Yang reiterated Beijing's support for Chief Executive Carrie Lam, claiming that any attempt aimed at forcing her to step down will not succeed.
"We want to warn a handful of violent criminals and meddling hands behind the scene that any attempt to play with fire will only backfire," Yang said. "As for their punishment, it's only a matter of time."
Meanwhile, Yang cited several news reports of "rare" meetings between U.S. officials and Hong Kong dissidents in the past months, as he blamed Western and Taiwan politicians for making remarks that have incited the protesters. But the spokesman did not offer evidence beyond what had already been reported.
"At the end of the day, the future of Hong Kong is in the hands of all Chinese people, including Hong Kongers," he said.
Xu Luying, another Beijing spokesperson at the news conference, blamed Hong Kong's educational institutions for the significant youth participation in the protests, and urged schools to promote patriotism. "It's important for young people to realize the importance of loving their country and Hong Kong," Xu said. "This is the first lesson they have to learn. Regrettably, there is an absence of such lessons in many schools."

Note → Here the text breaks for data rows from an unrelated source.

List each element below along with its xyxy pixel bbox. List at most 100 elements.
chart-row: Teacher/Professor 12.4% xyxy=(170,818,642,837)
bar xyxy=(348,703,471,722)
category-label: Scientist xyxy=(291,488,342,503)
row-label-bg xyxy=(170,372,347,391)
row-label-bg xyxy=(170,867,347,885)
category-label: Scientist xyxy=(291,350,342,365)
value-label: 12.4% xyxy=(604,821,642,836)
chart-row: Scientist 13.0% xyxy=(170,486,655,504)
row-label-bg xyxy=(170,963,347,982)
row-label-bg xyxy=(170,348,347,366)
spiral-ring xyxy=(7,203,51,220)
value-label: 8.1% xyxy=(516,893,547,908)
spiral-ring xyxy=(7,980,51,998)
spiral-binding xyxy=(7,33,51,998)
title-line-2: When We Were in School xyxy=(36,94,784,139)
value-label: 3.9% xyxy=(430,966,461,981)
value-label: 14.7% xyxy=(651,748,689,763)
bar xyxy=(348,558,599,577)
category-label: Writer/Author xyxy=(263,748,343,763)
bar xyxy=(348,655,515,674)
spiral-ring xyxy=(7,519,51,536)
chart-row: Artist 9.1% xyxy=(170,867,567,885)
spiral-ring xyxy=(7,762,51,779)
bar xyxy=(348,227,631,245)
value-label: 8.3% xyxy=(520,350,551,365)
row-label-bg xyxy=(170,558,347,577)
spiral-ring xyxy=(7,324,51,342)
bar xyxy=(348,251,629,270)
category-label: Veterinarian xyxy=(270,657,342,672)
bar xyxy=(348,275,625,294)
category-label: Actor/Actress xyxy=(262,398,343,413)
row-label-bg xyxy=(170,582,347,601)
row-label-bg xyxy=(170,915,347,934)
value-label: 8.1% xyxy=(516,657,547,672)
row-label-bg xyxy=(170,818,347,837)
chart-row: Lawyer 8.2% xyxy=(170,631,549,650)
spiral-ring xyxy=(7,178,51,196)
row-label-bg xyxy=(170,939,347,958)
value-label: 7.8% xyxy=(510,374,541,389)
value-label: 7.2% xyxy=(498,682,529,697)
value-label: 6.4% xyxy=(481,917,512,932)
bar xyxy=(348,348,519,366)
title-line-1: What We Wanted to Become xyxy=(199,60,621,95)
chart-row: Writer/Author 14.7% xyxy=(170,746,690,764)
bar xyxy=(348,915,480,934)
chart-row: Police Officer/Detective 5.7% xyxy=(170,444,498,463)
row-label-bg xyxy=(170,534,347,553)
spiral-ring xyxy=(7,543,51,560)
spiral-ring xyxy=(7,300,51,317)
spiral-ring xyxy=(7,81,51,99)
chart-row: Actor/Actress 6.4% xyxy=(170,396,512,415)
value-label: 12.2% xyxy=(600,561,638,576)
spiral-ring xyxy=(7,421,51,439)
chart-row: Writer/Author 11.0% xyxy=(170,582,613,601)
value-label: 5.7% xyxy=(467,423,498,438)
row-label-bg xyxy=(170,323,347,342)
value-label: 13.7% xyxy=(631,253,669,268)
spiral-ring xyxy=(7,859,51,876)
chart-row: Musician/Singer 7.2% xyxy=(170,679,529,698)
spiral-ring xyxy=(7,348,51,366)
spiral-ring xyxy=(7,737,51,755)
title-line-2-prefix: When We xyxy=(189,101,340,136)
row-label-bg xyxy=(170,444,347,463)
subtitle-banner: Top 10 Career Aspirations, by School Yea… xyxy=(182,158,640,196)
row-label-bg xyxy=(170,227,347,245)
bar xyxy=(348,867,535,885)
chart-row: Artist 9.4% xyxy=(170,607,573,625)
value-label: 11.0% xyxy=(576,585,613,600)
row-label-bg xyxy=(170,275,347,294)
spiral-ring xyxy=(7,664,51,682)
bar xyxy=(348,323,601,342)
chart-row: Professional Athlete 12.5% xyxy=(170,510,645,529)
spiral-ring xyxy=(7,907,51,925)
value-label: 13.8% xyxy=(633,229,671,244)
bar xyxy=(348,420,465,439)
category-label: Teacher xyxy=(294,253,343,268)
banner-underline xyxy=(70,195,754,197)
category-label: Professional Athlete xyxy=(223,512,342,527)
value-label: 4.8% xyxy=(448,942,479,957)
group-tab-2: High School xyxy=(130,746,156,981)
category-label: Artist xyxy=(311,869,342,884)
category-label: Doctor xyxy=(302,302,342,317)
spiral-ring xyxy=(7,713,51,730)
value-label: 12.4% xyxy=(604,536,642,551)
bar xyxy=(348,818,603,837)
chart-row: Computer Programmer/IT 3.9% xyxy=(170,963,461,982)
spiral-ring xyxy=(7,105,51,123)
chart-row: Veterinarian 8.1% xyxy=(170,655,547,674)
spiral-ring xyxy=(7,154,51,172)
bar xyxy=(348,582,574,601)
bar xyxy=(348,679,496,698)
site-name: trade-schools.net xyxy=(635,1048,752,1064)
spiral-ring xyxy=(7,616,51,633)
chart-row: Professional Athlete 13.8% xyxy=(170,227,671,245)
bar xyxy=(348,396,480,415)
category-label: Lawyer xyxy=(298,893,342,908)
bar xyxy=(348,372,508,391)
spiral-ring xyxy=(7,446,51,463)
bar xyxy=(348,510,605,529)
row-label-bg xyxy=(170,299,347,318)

Despite Beijing's more forceful tone, Ivan Choy Chi-keung, a political science lecturer at the Chinese University of Hong Kong, said the remarks largely repeated what Carrie Lam had said during her media briefing on Monday. Both, Choy said, tried to divide Hong Kongers by citing economic damage and threatening protesters with legal consequences.
"Clearly, Beijing is trying to show support for Lam," Choy said, adding that the frequent news conferences are a tactic for showing that the central government cares about the situation in Hong Kong.
As a countermeasure, several protesters held a grassroots news conference on livestreaming platforms on Tuesday, in which they accused the government of distorting the truth.
People in Hong Kong started protesting in June, at first against the extradition bill that would allow Beijing to extradite Hong Kong citizens to mainland China. The bill was later suspended, but protests continued as some demanded Carrie Lam step down. Many protests turned violent, with police firing tear gas and rubber bullets into the crowds.
The protests later spread to other issues, prompting the major strike on Monday.
The police arrested 148 people on Monday, the youngest being just 13, a spokesperson said. About 800 rounds of tear gas and 140 rubber bullets were fired to disperse crowds in several districts.